Data suggest that African American ever-smokers at high risk of lung cancer may significantly benefit from lung cancer screening. Despite studies indicating that high-risk African American ever-smokers would benefit from screenings compared with other racial or ethnic groups, a recent study with 48,364 ever-smokers indicating that only a small number of African American patients met USPSTF criteria compared with White patients (17% vs 31%, respectively; P < .001).3
In the retrospective analysis, investigators evaluated patients with lung cancer who were diagnosed at the University of Illinois Hospital and Health Sciences System from 2010 to 2019. The initial study population consisted of 1050 cases of thoracic cancer, though 72 cases were excluded wherein patients were diagnosed with pulmonary low-grade neuroendocrine carcinoma, sarcoma, adenoid cystic carcinoma, mesothelioma, thymoma, thymic carcinoma, and metastatic cancer from other disease sites. An additional 84 cases of never-smokers (<100 cigarettes in their lifetime), 4 cigar smokers only, and 7 of unknown smoking status were additionally excluded from the study, leaving 883 cases for the analysis.
The median age was 64.8 years old. The majority of patients were African American (56.3%; n = 497) with the rest being White (29.2%; n = 258), Hispanic (7.8%; n = 69), Asian (2.7%; n = 24), and the remainder were either another race or unaccounted for (4.0%; n = 35).
African American ever-smokers had fewer packs per year than White ever-smokers (37.3 vs. 48.2; P < .001), had a higher chance of being a current smoker (65.6% vs. 57.0%; P < .001), and had a lower body mass index (BMI) than average (25.8% vs. 27.1%; P = .004). Among the total number of patients, 16.6% had stage I disease, 6.6% had stage II disease, 21.8% had stage III disease, and 55% had stage IV disease.
Overall, the PLCOm2012 model was more sensitive at the 1.7% threshold than the USPSTF screening criteria. Only 5% of cases (n = 44) were USPSTF criteria positive and PLCOm2012 ≥1.7% risk threshold negative. However, 18.8% of patients (n = 166) were PLCOm2012-positive and USPSTF-negative at the same threshold. In total, 45.3% of cases (n = 400) were ineligible by USPSTF criteria. However, among these ineligible patients, 36.2% (n = 145) would be eligible by PLCOm2012 ≥1.7% criteria; among those who would be included by these standards, 26.4% (n = 24) were White and 45.4% (n = 109) were black.

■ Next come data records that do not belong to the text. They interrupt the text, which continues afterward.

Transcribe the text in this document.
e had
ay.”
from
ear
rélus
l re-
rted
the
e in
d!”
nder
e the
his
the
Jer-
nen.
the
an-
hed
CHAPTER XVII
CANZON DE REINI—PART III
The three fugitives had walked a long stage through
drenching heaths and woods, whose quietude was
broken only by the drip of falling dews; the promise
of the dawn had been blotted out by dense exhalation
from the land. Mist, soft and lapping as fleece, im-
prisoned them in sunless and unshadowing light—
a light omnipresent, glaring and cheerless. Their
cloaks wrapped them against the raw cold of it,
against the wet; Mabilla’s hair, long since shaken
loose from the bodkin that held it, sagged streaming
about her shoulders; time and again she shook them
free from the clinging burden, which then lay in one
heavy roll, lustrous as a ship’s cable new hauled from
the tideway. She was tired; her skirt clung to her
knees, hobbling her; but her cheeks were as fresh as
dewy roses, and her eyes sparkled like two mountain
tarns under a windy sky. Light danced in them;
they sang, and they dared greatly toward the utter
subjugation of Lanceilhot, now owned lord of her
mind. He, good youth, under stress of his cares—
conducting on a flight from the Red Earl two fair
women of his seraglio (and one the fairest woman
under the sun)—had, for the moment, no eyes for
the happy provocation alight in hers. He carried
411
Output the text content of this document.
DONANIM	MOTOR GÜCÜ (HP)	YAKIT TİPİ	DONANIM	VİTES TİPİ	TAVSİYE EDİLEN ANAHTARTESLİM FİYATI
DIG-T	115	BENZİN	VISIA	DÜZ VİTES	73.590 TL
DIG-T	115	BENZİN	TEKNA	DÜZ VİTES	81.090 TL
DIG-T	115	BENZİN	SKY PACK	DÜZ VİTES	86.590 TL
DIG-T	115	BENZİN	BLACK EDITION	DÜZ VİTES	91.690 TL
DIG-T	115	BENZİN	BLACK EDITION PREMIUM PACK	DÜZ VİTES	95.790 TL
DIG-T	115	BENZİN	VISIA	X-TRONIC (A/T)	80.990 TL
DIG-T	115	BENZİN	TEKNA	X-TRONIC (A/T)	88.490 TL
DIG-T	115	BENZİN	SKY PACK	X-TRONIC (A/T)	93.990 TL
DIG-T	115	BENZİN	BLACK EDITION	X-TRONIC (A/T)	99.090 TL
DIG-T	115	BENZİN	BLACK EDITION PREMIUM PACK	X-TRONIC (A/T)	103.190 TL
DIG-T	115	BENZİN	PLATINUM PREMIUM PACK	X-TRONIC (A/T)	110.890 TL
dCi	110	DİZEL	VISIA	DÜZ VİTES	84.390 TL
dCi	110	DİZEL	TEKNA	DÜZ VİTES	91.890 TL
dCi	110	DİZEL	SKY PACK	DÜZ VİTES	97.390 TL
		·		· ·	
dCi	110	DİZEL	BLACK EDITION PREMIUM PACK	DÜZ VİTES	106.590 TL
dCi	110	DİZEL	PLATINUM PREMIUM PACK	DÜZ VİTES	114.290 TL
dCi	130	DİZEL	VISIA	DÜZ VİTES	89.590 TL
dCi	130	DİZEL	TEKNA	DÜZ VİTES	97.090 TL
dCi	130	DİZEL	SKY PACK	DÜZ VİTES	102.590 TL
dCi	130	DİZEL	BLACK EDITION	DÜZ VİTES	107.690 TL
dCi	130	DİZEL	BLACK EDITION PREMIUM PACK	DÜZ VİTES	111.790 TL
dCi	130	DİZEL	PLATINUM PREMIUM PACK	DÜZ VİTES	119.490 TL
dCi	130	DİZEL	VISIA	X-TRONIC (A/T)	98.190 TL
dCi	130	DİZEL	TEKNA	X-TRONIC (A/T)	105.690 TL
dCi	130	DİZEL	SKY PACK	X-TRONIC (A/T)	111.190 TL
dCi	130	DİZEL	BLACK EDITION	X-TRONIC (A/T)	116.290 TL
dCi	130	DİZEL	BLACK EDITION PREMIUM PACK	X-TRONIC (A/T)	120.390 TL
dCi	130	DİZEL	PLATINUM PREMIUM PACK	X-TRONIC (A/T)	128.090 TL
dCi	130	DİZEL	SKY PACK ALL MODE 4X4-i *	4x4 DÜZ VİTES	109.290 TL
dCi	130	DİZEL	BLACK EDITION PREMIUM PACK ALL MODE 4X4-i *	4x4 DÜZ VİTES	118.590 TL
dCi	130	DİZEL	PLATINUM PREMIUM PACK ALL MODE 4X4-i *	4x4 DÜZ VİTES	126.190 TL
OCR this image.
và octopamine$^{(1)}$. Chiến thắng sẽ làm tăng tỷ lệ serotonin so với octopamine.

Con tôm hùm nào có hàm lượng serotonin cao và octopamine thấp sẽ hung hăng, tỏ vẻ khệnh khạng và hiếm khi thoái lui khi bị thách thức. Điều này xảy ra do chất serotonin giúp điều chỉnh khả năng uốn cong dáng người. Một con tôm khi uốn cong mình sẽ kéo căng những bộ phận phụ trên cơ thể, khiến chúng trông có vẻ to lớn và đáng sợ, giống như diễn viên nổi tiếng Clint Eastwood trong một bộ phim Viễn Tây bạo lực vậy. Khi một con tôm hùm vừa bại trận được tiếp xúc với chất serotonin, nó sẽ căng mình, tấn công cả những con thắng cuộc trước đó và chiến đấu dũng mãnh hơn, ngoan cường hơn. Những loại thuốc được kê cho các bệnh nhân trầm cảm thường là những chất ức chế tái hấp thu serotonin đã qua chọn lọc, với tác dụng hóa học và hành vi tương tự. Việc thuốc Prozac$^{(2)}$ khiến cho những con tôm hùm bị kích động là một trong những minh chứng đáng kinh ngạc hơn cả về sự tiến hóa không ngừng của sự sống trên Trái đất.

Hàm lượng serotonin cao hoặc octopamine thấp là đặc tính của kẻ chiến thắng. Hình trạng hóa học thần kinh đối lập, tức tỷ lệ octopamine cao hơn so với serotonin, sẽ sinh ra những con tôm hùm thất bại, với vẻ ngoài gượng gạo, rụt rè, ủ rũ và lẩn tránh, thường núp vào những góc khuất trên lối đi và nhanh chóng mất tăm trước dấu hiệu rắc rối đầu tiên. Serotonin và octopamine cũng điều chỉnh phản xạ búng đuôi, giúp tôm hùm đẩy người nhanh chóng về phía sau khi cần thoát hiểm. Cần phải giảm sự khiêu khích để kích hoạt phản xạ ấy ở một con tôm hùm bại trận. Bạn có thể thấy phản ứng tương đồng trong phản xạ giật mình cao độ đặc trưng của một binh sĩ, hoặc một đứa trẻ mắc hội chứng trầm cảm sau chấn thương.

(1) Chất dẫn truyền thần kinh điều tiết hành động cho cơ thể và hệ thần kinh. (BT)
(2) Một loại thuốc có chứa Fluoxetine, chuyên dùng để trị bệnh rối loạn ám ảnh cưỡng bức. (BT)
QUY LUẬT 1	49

Investigators concluded that USPSTF criteria significantly under-selected African American ever-smokers compared to white ever-smokes in addition to displaying a lower sensitivity to detecting lung cancer than the PLCOm2012 model across all 3 thresholds. It is believed that the use of an accurate lung cancer risk prediction model along with modified eligibility criteria for lung cancer screening guidelines could help overcome racial disparities in lung cancer screenings.